Biomechanical Review: Gary Kubiak

Gary Kubiak is a coach who blends a technical approach to the QB position with a complementary offensive scheme.  When Mike Shanahan and Alex Gibbs brought the zone-blocking scheme to the NFL, Kubiak (as Shanahan’s QB coach) added a specific way of playing QB to this scheme, designed to maximize vertical throwing accuracy.  His technical approach enabled many QBs in the Shanahan/ Kubiak ZBS to play more effectively than might be presumed by their general talent level.

 

What is Gary Kubiak’s innovation?  Let’s first take a look at the ZBS as described by Ted Bartlett

The running game and short/intermediate passing game are decidedly horizontal in nature, with a goal of making defenders chase the action from side-to-side, and then killing them with misdirection.

The passing game isn’t particularly timing-based,[…] and on base downs, it mostly relies upon half-field high-to-medium-to-low reads off of bootleg action.

With the initially horizontal action, Shanahan’s scheme puts a lot of defenders out of position to the wrong side of the field, and then attacks the guys staying at home vertically.

So the QB, having brought the defense to one side of the field via a play that is blocked exactly like a wide-zone running play (the base play in the Shanahan/ Kubiak playbook), boots to the other side of the field and attacks vertically on that side. The defense is out of position (assuming the run is being respected), and the QB only needs to read half the field and throw vertically to whichever depth presents an open receiver.

Gary Kubiak added specific throwing techniques to this half-field passing attack, to enhance vertical accuracy (particularly while throwing on the run, off of boot-action).  Given Kubiak’s biomechanical profile as a player, he likely derived these techniques from his personal experience as a QB.

Gary Kubiak’s QBs consistently show a particular biomechanical pattern when playing in his scheme- they borrow from their lateral posterior areas, torquing their bodies in the direction of the throw.  Essentially, they guide their throw down the field by using the outside of their body (on the throwing side) as a sling. Even QBs with somewhat underdeveloped posterior areas (a description that not-so-coincidentally fits Gary Kubiak) can tune their vertical accuracy by turning their bodies into the throw (starting from the feet).  This technique, unlike natural throwing efficiency, is able to be practiced, relying on precisely-guided footwork.

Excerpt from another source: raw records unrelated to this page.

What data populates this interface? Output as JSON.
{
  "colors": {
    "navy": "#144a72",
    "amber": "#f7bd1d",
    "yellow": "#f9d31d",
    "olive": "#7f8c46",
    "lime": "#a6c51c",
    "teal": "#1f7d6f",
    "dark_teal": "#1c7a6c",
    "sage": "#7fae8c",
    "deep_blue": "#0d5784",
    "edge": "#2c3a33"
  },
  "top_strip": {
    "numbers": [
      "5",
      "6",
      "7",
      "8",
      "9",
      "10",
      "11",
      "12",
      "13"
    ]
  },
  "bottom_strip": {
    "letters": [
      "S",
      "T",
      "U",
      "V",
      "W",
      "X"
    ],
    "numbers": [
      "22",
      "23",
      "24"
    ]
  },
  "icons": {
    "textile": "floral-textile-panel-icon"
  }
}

So it is a very effective technical tool, particularly for QBs who are more efficient in their lateral areas (again, like Kubiak himself)- they are able to borrow from their favored lateral areas (the outside of their bodies) to make accurate vertical throws on the run.

Borrowing from the lateral areas does present a significant drawback- it limits the thrower’s overall range of motion, thereby narrowing the horizontal throwing range.  However, in a half-field throwing situation, this downside becomes largely irrelevant. The QB only needs to throw within a relatively narrow cone, so whatever drawback exists to this borrowing technique is almost entirely offset by the added vertical accuracy and consistency.  

This is likely why Gary Kubiak has historically been so specific about both his scheme and the QBs he chooses to run it.  A QB like Peyton Manning, who is equally efficient in both medial and lateral areas (and who, in his HoF career, relied on being able to throw accurately across a wide range of the field, both horizontally and vertically) would have little to gain by utilizing Kubiak’s techniques.  He could already throw accurately to all depths, and to both sides of the field. Whereas a QB like Matt Schaub, or Trevor Siemian (or Jake Plummer, or even Paxton Lynch) could play far more effectively in Kubiak’s scheme than in others, utilizing Kubiak’s techniques to gain additional vertical accuracy within a limited horizontal range of the field.  

And crucially, these techniques rely on the wide-zone scheme to stretch the defense horizontally.  Without an effective wide-zone running game to put the defense out of position relative to the booting QB, the QB is forced to stay home and survey the entire field for an open WR.  At which point, the drawback of borrowing from the lateral areas (limited horizontal throwing range) becomes very relevant.

So, more than almost any other coach, Gary Kubiak relies on a marriage of scheme and technique.  Scheme, to free up half the field for a QB on boot-action, and technique for the QB to be able to consistently make an accurate vertical throw on the run. Put them together, as Gary Kubiak has done throughout his coaching career, and even somewhat marginal QBs can play very effectively.